One thing I had not expected was apathy, disinterest, a lack of concern for something that seems to me pretty amazing, or at least a little bit significant. That this is a place that was once a cemetery, then once a quarry on estate lands, and has been gradually immersed in urbanisation ever since the burials were discovered seems to matter, but maybe not to many people. And so the mystery of this weird cemetery and what happened to most of the pots continues; despite increasing urbanisation in this area in the last twenty years, archaeological evaluations in advance of house building have revealed nothing else to add to the story.
All we have left now are the pots, four Food Vessels, some human remains that may or may not be genuine (were these bones also in display in the library?) and the brown dust. Everything else is gone. In the early Bronze Age, many pots were brought to this cemetery to be placed with the dead; once they were dug up again, the pots were dispersed once again into the wider landscape, probably never to be reunited again.
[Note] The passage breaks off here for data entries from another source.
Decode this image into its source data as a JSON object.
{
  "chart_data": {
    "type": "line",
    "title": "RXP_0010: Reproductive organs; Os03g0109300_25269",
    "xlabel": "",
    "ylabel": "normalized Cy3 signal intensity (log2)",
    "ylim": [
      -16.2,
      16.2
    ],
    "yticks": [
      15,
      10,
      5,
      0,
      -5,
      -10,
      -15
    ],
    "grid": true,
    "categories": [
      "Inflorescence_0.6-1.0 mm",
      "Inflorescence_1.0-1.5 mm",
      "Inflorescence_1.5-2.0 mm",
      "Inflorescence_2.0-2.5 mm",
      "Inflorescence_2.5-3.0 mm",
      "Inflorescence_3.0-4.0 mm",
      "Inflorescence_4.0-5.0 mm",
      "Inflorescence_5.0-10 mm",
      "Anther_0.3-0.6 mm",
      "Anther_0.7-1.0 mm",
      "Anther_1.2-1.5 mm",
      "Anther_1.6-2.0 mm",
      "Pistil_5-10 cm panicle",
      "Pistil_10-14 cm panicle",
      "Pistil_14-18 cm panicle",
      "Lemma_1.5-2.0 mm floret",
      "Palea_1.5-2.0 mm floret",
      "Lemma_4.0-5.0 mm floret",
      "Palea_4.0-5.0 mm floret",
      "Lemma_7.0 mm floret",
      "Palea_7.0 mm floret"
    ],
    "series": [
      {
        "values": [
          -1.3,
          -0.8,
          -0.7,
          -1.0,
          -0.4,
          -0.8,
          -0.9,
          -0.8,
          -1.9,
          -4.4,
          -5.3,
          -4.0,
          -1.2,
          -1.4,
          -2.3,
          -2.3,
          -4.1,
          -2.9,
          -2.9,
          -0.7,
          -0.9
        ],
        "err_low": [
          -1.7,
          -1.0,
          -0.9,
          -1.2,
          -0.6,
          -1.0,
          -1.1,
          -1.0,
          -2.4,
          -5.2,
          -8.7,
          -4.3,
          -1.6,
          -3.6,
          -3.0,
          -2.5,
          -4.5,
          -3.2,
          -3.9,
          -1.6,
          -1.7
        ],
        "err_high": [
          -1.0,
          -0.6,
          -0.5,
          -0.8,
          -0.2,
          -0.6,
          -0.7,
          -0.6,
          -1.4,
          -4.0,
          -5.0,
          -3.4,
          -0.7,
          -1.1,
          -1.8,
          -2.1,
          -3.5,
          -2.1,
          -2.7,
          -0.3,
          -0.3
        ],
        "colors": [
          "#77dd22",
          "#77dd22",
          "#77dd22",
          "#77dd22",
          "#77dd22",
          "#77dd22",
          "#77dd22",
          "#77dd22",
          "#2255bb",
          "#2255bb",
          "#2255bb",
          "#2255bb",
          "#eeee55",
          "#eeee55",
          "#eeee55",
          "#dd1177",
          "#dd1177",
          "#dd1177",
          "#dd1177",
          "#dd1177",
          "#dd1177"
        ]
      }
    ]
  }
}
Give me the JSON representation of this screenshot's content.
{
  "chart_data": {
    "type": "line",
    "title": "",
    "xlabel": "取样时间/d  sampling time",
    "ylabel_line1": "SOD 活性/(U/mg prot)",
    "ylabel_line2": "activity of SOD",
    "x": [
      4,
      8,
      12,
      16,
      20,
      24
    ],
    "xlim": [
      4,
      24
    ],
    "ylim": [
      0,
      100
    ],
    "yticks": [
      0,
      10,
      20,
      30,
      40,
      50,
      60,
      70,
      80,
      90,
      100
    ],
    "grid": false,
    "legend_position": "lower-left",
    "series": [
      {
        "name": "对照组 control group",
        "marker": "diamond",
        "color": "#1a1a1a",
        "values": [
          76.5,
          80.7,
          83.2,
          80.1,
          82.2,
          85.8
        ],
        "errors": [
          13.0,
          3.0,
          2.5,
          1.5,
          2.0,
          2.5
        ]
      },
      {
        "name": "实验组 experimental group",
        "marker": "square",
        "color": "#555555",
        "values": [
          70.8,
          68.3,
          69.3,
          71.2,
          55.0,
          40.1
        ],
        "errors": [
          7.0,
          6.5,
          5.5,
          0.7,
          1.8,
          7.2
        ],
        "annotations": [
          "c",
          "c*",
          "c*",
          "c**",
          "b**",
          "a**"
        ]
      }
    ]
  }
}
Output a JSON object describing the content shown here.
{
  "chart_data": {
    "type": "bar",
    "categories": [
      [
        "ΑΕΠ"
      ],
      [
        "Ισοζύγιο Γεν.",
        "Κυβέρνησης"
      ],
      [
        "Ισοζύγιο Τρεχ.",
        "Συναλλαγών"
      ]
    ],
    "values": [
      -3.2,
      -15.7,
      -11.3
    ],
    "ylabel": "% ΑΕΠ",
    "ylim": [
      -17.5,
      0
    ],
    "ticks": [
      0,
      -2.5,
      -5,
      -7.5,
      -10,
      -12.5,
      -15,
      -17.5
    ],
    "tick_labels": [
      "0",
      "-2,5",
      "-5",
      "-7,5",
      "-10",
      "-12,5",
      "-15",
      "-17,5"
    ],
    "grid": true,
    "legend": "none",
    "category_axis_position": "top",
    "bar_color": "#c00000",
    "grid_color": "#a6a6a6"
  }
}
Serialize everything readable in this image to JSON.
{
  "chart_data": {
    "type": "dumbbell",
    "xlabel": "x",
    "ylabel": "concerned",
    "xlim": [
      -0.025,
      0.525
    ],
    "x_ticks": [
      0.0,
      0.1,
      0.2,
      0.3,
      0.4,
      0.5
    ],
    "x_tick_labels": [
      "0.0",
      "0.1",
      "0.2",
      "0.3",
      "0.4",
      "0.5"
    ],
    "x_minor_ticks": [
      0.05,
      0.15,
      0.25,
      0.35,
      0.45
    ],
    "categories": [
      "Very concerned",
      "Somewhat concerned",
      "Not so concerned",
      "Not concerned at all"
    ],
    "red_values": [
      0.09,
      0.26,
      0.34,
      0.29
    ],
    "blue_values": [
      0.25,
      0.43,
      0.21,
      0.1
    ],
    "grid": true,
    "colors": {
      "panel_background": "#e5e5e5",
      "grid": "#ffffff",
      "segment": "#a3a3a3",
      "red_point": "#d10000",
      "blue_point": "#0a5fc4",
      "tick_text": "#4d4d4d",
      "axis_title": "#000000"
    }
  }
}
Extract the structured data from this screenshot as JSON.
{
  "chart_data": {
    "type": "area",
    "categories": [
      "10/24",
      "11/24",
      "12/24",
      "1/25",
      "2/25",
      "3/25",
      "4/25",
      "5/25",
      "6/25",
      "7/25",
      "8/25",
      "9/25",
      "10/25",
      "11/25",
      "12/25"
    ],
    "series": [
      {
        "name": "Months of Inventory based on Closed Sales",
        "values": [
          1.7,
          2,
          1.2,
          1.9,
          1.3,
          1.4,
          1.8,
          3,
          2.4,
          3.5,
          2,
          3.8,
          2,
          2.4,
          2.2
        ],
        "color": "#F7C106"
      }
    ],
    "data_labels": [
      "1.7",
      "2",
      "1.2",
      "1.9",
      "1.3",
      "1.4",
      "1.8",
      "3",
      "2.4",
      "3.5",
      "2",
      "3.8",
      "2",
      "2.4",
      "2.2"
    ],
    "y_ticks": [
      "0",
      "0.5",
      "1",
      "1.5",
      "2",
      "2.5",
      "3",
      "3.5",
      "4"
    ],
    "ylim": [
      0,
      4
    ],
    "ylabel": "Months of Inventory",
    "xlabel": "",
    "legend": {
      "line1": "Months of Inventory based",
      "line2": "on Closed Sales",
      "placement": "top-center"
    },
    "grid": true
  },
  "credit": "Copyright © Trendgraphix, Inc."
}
Sources: various sources were very helpful in making sense in the story of this cemetery and its pots. Alex Morrison’s 1971 article was invaluable (Cist burials and food vessels – some recent discoveries and rediscoveries in western Scotland, Glasgow Arch Journal 2, pg 8 onwards). This was the source of the FV drawings. I also got titbits from JM Davidson’s short note in Discovery and Excavation Scotland 1961, 38-39, and RCAHMS South Lanarkshire inventory (1978, page 72). Information on the Glasgow Exhibition came from Graham Ritchie’s biographical paper about Ludovic Mann published in the Proceedings of the Society of Antiquaries of Scotland volume 132 (2002), pages 43-64, and Mann’s contribution to the amazing two volume ‘catalogue’ Palace of History (1911). The latter was the source of the plan of the galleries, and the photo of the prehistoric gallery, both scans of photocopies, hence the poor quality. The postcard of the Palace of History is one of many such images available online. The ASTRA logo came from a google search; I could not find a current web page for this organisation; Duncan Lunan information from Duncan’s website (link in post) and the photo of the Airdrie observatory is a Wikipedia Commons image. The AAA logo came from their website (link in post). The photo of Drumpellier House was taken in 1870 by Thomas Annan and may have been used as a postcard; various versions are available online. I was accompanied on my visit to Summerlee by Jan, Meli and the esteemed Dr Steve Mills.
I hope Alex Morrison would have enjoyed this post, he was a great help and support to me early in my career, and he is very much missed; the photo in this post shows him at his funky best digging at Houston South Mound.